Entretanto, esse movimento místico faz uma leitura sutil das palavras
de Lao Tsé consolidando uma forte tendência ancestral do pensamento chinês:
negar é a melhor maneira de alcançar a verdade. IDENTIFICANDO O TAO COM O VAZIO
é possível desvencilhar se das  limitações  da palavra para, com
isso, ter uma experiência direta dessa dimensão  além da forma. Por outro
lado, essa se trata de uma tradição que se molda em “tempos de crise”

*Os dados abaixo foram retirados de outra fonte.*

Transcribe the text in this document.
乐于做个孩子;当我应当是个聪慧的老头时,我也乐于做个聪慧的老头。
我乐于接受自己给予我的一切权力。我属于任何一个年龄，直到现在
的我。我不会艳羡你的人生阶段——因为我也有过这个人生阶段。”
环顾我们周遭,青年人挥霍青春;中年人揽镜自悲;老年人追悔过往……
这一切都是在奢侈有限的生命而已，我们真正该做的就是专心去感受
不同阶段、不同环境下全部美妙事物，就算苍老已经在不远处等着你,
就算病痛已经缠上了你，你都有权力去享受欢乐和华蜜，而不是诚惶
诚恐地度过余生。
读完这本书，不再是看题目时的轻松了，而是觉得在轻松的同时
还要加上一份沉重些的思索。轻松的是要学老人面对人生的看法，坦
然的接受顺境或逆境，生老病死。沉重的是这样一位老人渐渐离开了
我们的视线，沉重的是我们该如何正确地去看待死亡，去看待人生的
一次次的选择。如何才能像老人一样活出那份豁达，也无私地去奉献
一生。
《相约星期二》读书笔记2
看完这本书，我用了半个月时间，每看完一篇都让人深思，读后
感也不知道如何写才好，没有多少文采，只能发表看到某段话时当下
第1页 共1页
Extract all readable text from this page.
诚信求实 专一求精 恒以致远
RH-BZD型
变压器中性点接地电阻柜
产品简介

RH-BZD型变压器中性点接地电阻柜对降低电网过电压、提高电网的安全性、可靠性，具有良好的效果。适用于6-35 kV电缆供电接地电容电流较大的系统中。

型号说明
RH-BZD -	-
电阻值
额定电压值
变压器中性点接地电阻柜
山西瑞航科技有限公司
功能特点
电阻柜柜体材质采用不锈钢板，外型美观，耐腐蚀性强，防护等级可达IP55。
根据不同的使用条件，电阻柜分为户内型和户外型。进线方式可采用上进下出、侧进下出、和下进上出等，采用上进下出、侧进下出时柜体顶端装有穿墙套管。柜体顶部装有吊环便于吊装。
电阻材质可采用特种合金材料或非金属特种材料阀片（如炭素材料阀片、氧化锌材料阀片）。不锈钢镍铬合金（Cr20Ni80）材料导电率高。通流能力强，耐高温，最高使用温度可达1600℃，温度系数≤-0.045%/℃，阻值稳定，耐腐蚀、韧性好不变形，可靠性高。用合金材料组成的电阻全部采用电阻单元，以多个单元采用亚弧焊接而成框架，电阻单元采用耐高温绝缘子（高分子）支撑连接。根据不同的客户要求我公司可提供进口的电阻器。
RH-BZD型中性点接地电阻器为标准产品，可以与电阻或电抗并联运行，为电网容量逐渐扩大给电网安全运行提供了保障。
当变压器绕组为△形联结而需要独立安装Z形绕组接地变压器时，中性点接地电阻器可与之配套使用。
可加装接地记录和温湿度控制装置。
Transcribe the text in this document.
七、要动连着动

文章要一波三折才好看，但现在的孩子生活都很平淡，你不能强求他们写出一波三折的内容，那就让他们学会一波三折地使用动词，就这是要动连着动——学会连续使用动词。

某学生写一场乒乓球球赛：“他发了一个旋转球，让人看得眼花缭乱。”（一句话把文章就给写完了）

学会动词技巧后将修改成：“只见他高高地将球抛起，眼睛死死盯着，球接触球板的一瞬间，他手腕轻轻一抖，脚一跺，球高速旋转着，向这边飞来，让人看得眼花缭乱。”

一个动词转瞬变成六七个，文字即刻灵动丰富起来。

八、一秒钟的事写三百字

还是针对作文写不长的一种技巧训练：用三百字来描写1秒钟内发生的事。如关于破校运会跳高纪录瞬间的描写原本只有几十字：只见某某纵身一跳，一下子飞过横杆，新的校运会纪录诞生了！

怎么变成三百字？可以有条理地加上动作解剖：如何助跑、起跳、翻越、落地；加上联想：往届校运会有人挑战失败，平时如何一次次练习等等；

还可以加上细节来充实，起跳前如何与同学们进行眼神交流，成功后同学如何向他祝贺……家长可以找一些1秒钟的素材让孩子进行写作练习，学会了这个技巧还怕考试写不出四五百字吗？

–  a instabilidade social e política do final da dinastia Han 
–  onde os  assuntos mundanos  não apresentavam qualquer
princípio de harmonia e equilíbrio, e um saber afirmativo, ou seja, a
erudição, não servia como  meio de buscar o Tao, pelo contrário, ecoava
colocações de Lao Tsé como: “O saber não passa de ostentação do Tao
e o início  da ignorância” (cap. 38). Ou seja, conceber definições não
passa de vã tentativa, melhor seria permanecer no “não (...).” TAO
como Li 道为理. Essa
identificação entre o Tao e o “princípio” (li 理), para Zhang
Liwen, se referia a duas  dimensões: ontológica e ética. A questão do
conceito de “ontologia”, utilizado por ele, remete à correlação “óntos raiz”,
isto é, a visão chinesa de uma estrutura metafísica que sustenta todas  as
coisas, como mencionado anteriormente. No caso, a metáfora da “raiz” e suas
funções  em relação ao resto da planta  (fixação, sustentação,
nutrição e ancestralidade) são diretamente aplicadas  ao pensamento
filosófico, isto é, a busca da raiz é a busca do que sustenta, nutre,
etc. (Zhang D. 1997, p. 16) . O princípio, do ponto de vista
ontológico, seria aquela dimensão sem som e sem  cheiro 13 que está,
como o TAO, acima da “forma” e se relaciona com o sopro vital  [qi 气],
os instrumentos [qi  器] e
todas as coisas que se encontram sob a “forma”, em posição
de complementaridade. (Zhang L. org 1996 p. 2) As categorias “acima
da forma” e “sob a forma” utilizadas pelo autor para definir o
princípio, e por complementaridade o “sopro”, os “instrumentos” e
as “coisas” remetem  a uma passagem do Livro das Mutações, o I
CHING (Yijing): “O QUE ESTA ACIMA DA FORMA É O TAO; O QUE ESTÁ ABAIXO
DA (sob a) FORMA É O INSTRUMENTO”. 形而上者谓之道,形而下 者谓之器.  系词. Tal definição é a pedra fundamental onde se ergueram
todas as  teorias  em torno da natureza primeira além da forma,
e suas  implicações  no mundo da forma. Também atribui ao TAO sua
condição nunca contestada: não ter forma definida. A  questão do
“instrumento” é particularmente complexa, pois é uma tradução imprecisa de
QI  器, que quer dizer “pote”, e significa o nível da função, da aplicação
específica, do  lugar que cada coisa ocupa na teia de
relações universais. A forma é determinante nesse sentido, e por
vezes foi relacionada ao conceito de QI (ou CHI) 气, cuja tradução
como  “energia” também é imprecisa e, portanto, opto pela palavra “sopro”,
mesmo sabendo de suas conotações bíblicas. No que se refere ao princípio
do ponto de vista ético:  O  TAO é o  princípio presente
nas  relações  entre soberano e súdito, pai e filho, marido e mulher
(...) são os valores éticos de benevolência do soberano,
lealdade do  súdito, amor paterno, respeito filial, etc. A identificação
entre essas duas dimensões, princípios universais e ação humana, é
uma das  características  fundamentais  do pensamento chinês, e
ambos  os  autores  apontam essa como uma das
características  que mais  diferem o pensamento chinês  do 
ocidental. Para Zhang Liwen, isso se traduz como uma união entre ontologia e
ética, enquanto para Zhang Dainian isso se traduz em “união entre saber e ação”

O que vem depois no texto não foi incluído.